Edray Goins gave a great colloquium today about his work on dessins d’enfants. And in this talk there was a picture that surprised me. It was one of the ones on the lower right of this poster. Here, I’ll put in a screen shot:
Let me tell you what you’re looking at. You are looking for elliptic curves E admitting a Belyi map f: E -> P^1, which is to say a map ramified only over 0,1, and infinity. For each such map, the blue graph is f^{-1}([0,1]), the preimage of the line segment joining o and 1 in P^1(R).
In four of these cases, the graph is piecewise linear! I didn’t know there were examples like this. Don’t know if this is easy, but: for which Belyi maps (of any genus, not just genus 1) is f^{-1}([0,1]) a union of geodesics?
It seems to me that this happens if an invariant differential on the elliptic curve descends to a real meromorphic differential on P^1\{0,1,infinity}, regular along (0,1). The point is that you want a tangent vector to your path, evaluated at the invariant differential, to have locally constant argument; this is evidently true if your differential is the pullback of a real differential.
Yes, I think you can *make* a singular flat metric which is geodesic by thinking of each triangle as Euclidean- if you make them regular triangles, then you get a sextic differential (since angles are multiples of pi/3 = 2pi/6). You can also ask what kind of abelian differentials you get from this by lifting to the natural degree 6 cover. I think this is a great question!
Jordan: if you draw the dessin in the correct geometry (sphere, Euclidean plane, or hyperbolic plane), a dessin is always geodesic. The whole point is that it is obtained by a (geodesic) triangulation. So I would guess that the two non-geodesic ones are with triangle groups with negative curvature.
Like Jayadev Athreya said, a dessins d’enfant is fundamentally taking a number of equilateral triangles (literally, like Polydrons), assembling together according to the gluing pattern, and then uniformizing the result. This is a lot clearer to see in your pictures if you draw the inverse image of the whole real axis, not just the segment [0,1].

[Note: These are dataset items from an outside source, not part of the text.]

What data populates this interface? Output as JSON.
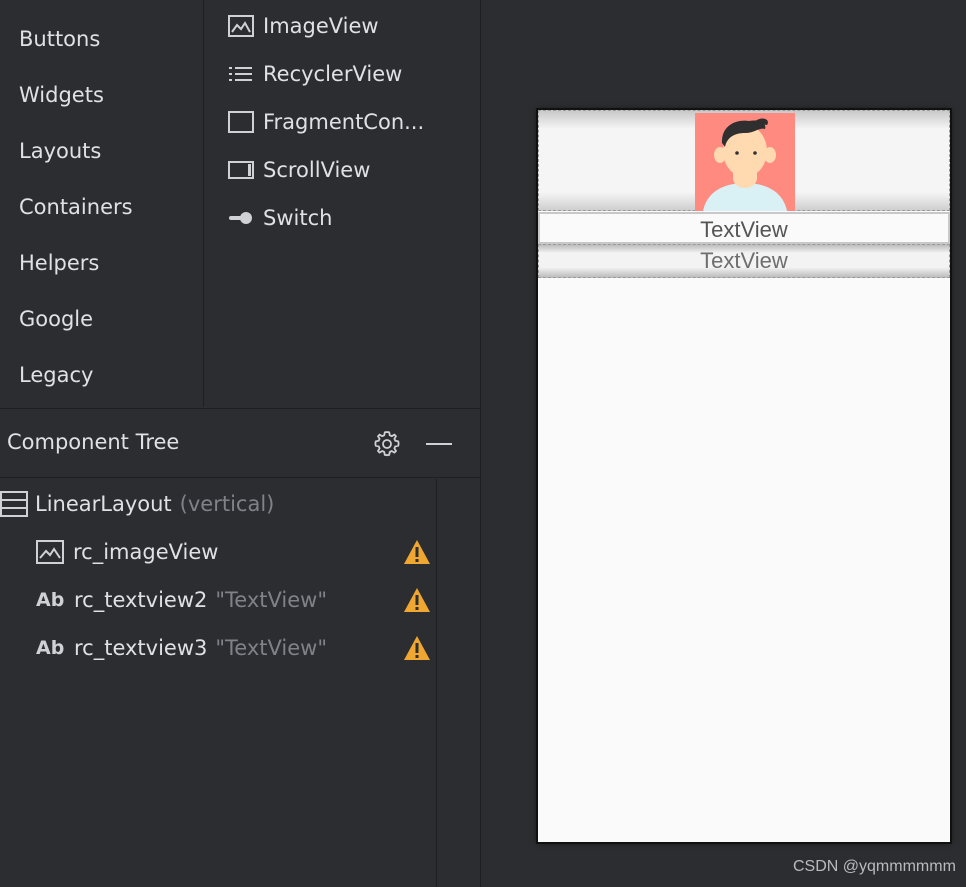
{
  "palette": {
    "categories": [
      "Buttons",
      "Widgets",
      "Layouts",
      "Containers",
      "Helpers",
      "Google",
      "Legacy"
    ],
    "items": [
      {
        "label": "ImageView",
        "icon": "image-icon"
      },
      {
        "label": "RecyclerView",
        "icon": "list-icon"
      },
      {
        "label": "FragmentCon...",
        "icon": "fragment-container-icon"
      },
      {
        "label": "ScrollView",
        "icon": "scrollview-icon"
      },
      {
        "label": "Switch",
        "icon": "switch-icon"
      }
    ]
  },
  "component_tree": {
    "title": "Component Tree",
    "root": {
      "name": "LinearLayout",
      "hint": "(vertical)",
      "icon": "linear-layout-icon"
    },
    "children": [
      {
        "name": "rc_imageView",
        "hint": "",
        "icon": "image-icon",
        "warning": true
      },
      {
        "name": "rc_textview2",
        "hint": "\"TextView\"",
        "icon": "text-ab-icon",
        "icon_text": "Ab",
        "warning": true
      },
      {
        "name": "rc_textview3",
        "hint": "\"TextView\"",
        "icon": "text-ab-icon",
        "icon_text": "Ab",
        "warning": true
      }
    ]
  },
  "design": {
    "textview2": "TextView",
    "textview3": "TextView",
    "avatar_bg": "#ff8a80"
  },
  "watermark": "CSDN @yqmmmmmm"
}
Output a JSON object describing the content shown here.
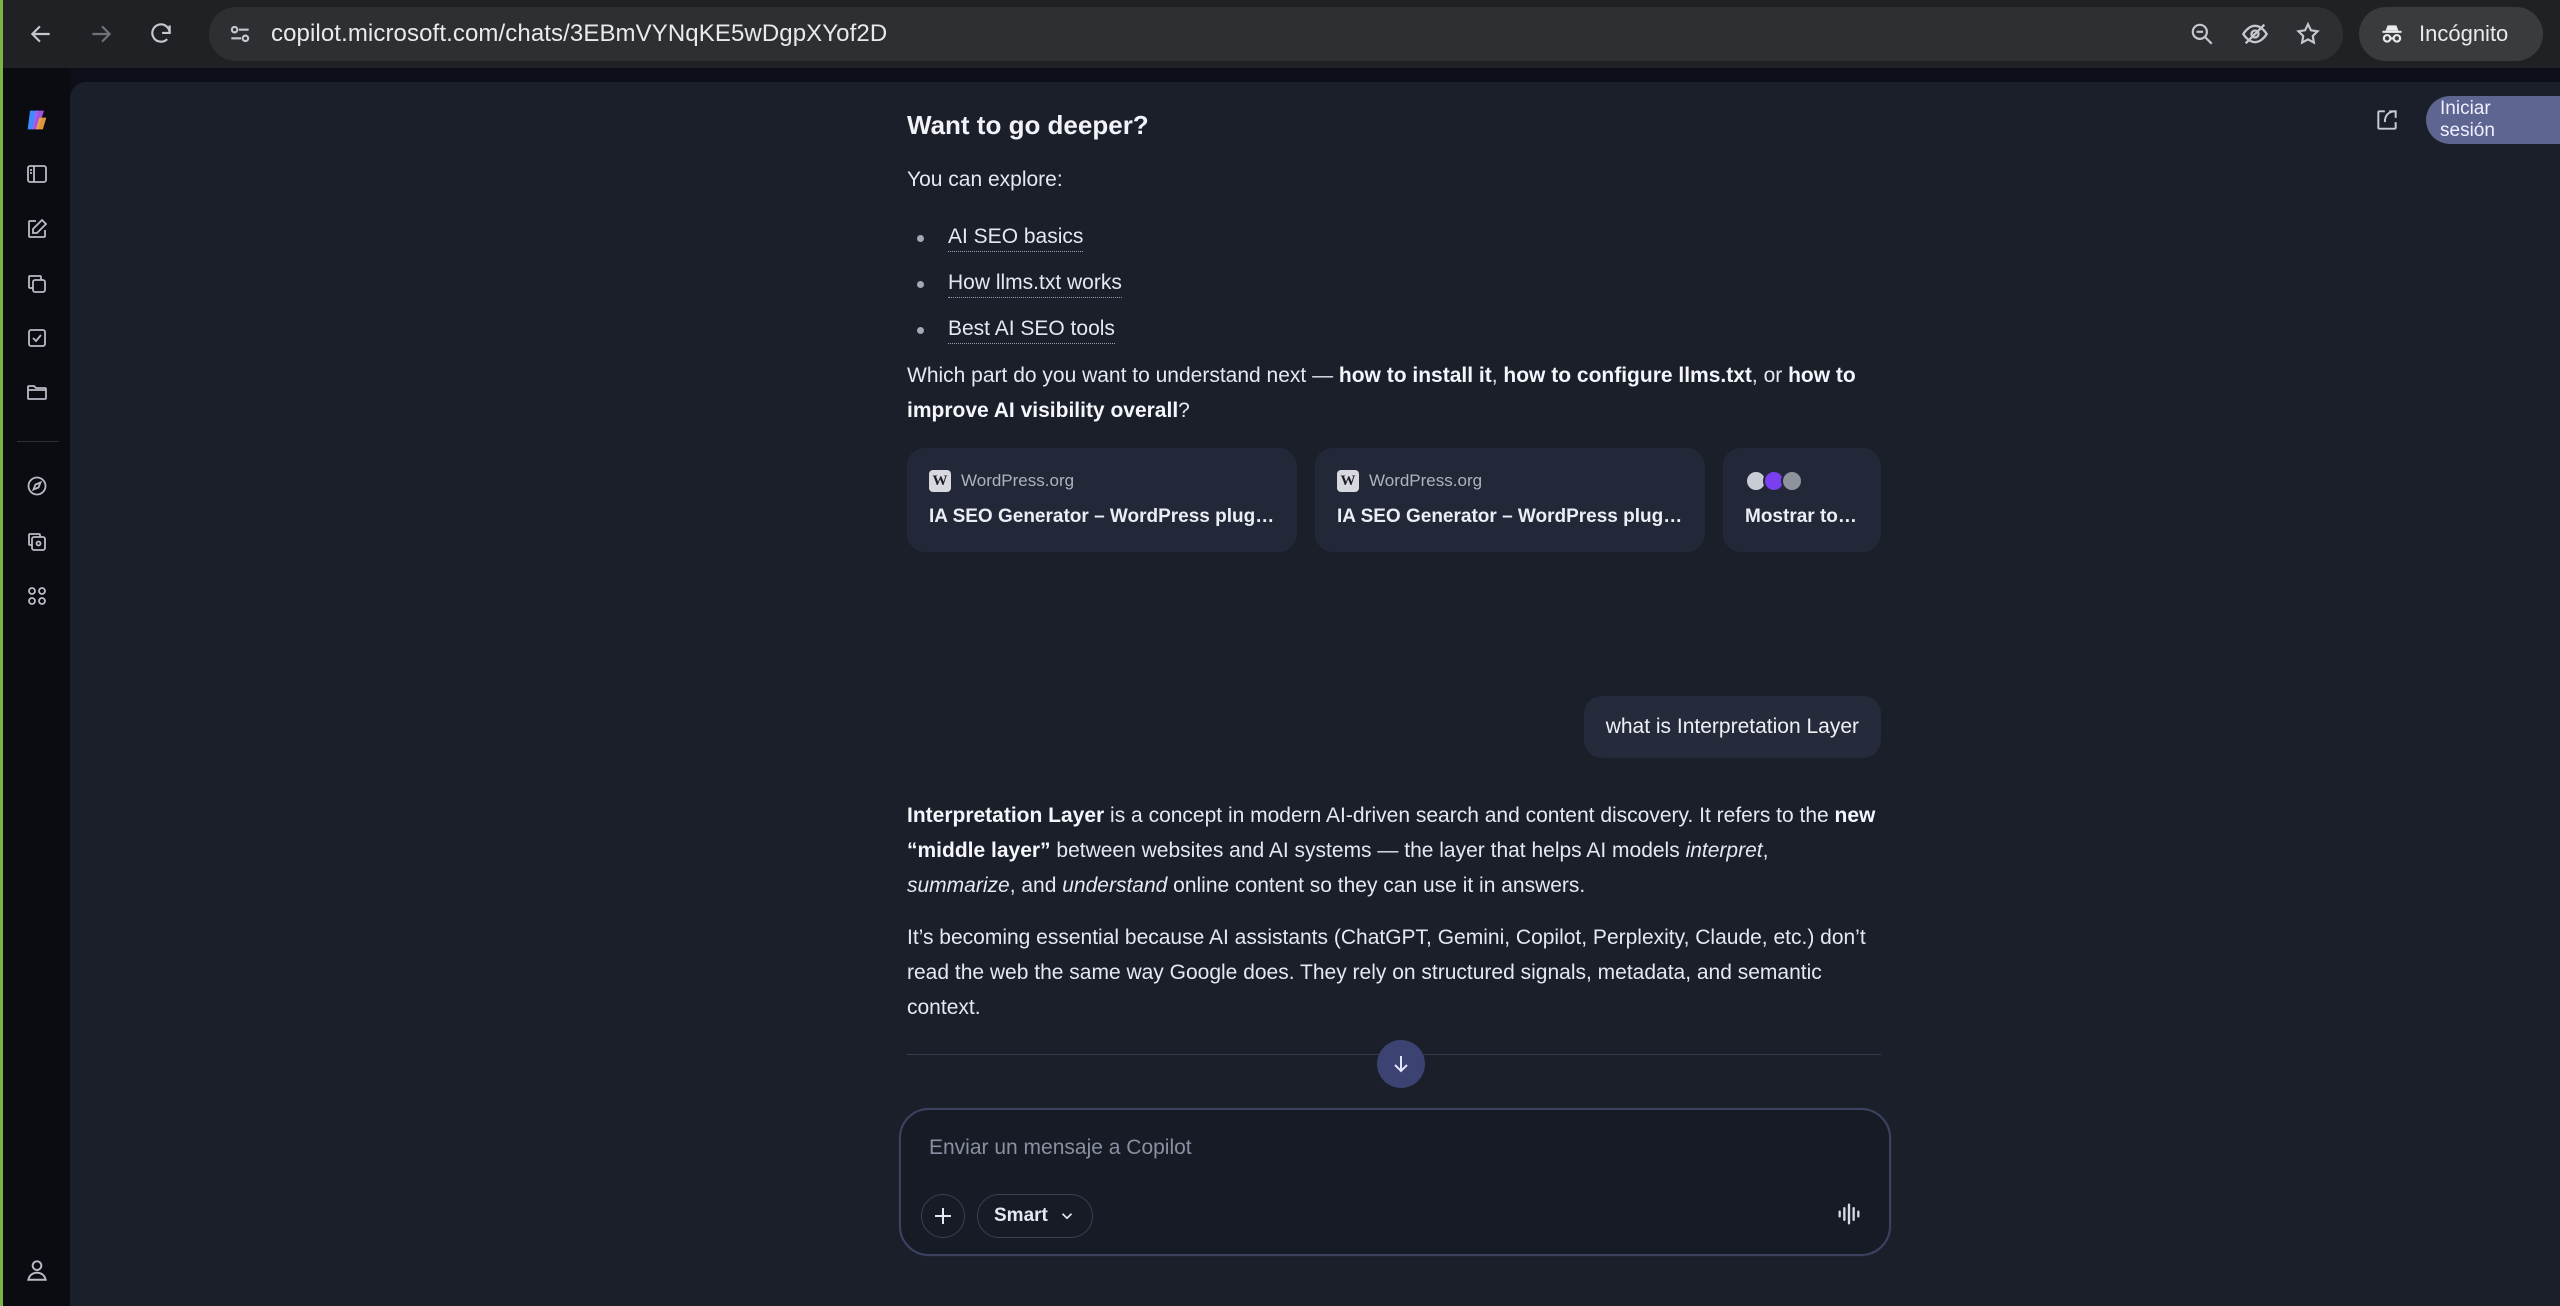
{
  "browser": {
    "url": "copilot.microsoft.com/chats/3EBmVYNqKE5wDgpXYof2D",
    "incognito_label": "Incógnito"
  },
  "header": {
    "login_label": "Iniciar sesión"
  },
  "composer": {
    "placeholder": "Enviar un mensaje a Copilot",
    "mode_label": "Smart"
  },
  "chat": {
    "heading": "Want to go deeper?",
    "explore_intro": "You can explore:",
    "bullets": [
      {
        "label": "AI SEO basics"
      },
      {
        "label": "How llms.txt works"
      },
      {
        "label": "Best AI SEO tools"
      }
    ],
    "question": {
      "t1": "Which part do you want to understand next — ",
      "b1": "how to install it",
      "t2": ", ",
      "b2": "how to configure llms.txt",
      "t3": ", or ",
      "b3": "how to improve AI visibility overall",
      "t4": "?"
    },
    "source_cards": [
      {
        "source": "WordPress.org",
        "title": "IA SEO Generator – WordPress plugi..."
      },
      {
        "source": "WordPress.org",
        "title": "IA SEO Generator – WordPress plugi..."
      }
    ],
    "show_all_label": "Mostrar todo",
    "user_message": "what is Interpretation Layer",
    "answer1": {
      "b1": "Interpretation Layer",
      "t1": " is a concept in modern AI-driven search and content discovery. It refers to the ",
      "b2": "new “middle layer”",
      "t2": " between websites and AI systems — the layer that helps AI models ",
      "i1": "interpret",
      "t3": ", ",
      "i2": "summarize",
      "t4": ", and ",
      "i3": "understand",
      "t5": " online content so they can use it in answers."
    },
    "answer2": "It’s becoming essential because AI assistants (ChatGPT, Gemini, Copilot, Perplexity, Claude, etc.) don’t read the web the same way Google does. They rely on structured signals, metadata, and semantic context."
  },
  "colors": {
    "accent": "#5e6590",
    "background": "#1b1f2a",
    "rail": "#0a0c12",
    "card": "#232838"
  },
  "icons": {
    "rail": [
      "copilot-logo-icon",
      "sidebar-toggle-icon",
      "new-chat-icon",
      "library-icon",
      "tasks-icon",
      "folder-icon",
      "discover-icon",
      "image-create-icon",
      "apps-icon",
      "account-icon"
    ]
  }
}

To get these extended pictures (combinatorially), take the bipartite graph that is drawn above, add a dot of a third color (purple) in the center of each face, and connect it to all the red and blue dots around the face.
On three out of the four straight-line diagrams above, you get a tiling of a certain torus by equilateral triangles this way. (The pictures are drawn with a shear to draw the torus inside of a square; you need to undo that for the triangles to appear equilateral.) In these cases uniformization does nothing: the assembly of equilateral triangles is already flat.
The remaining straight-line picture, in the middle of the bottom row, becomes a tiling by 45-45-90 triangles. It isn’t as obvious that uniformization makes that flat, but the Schwarz reflection principle proves it. (For that matter, the Schwarz reflection principle is a way to see that the description by assembling equilateral triangles is correct: take the Riemann mapping from the upper half-plane to an equilateral triangle, and extend by reflection.)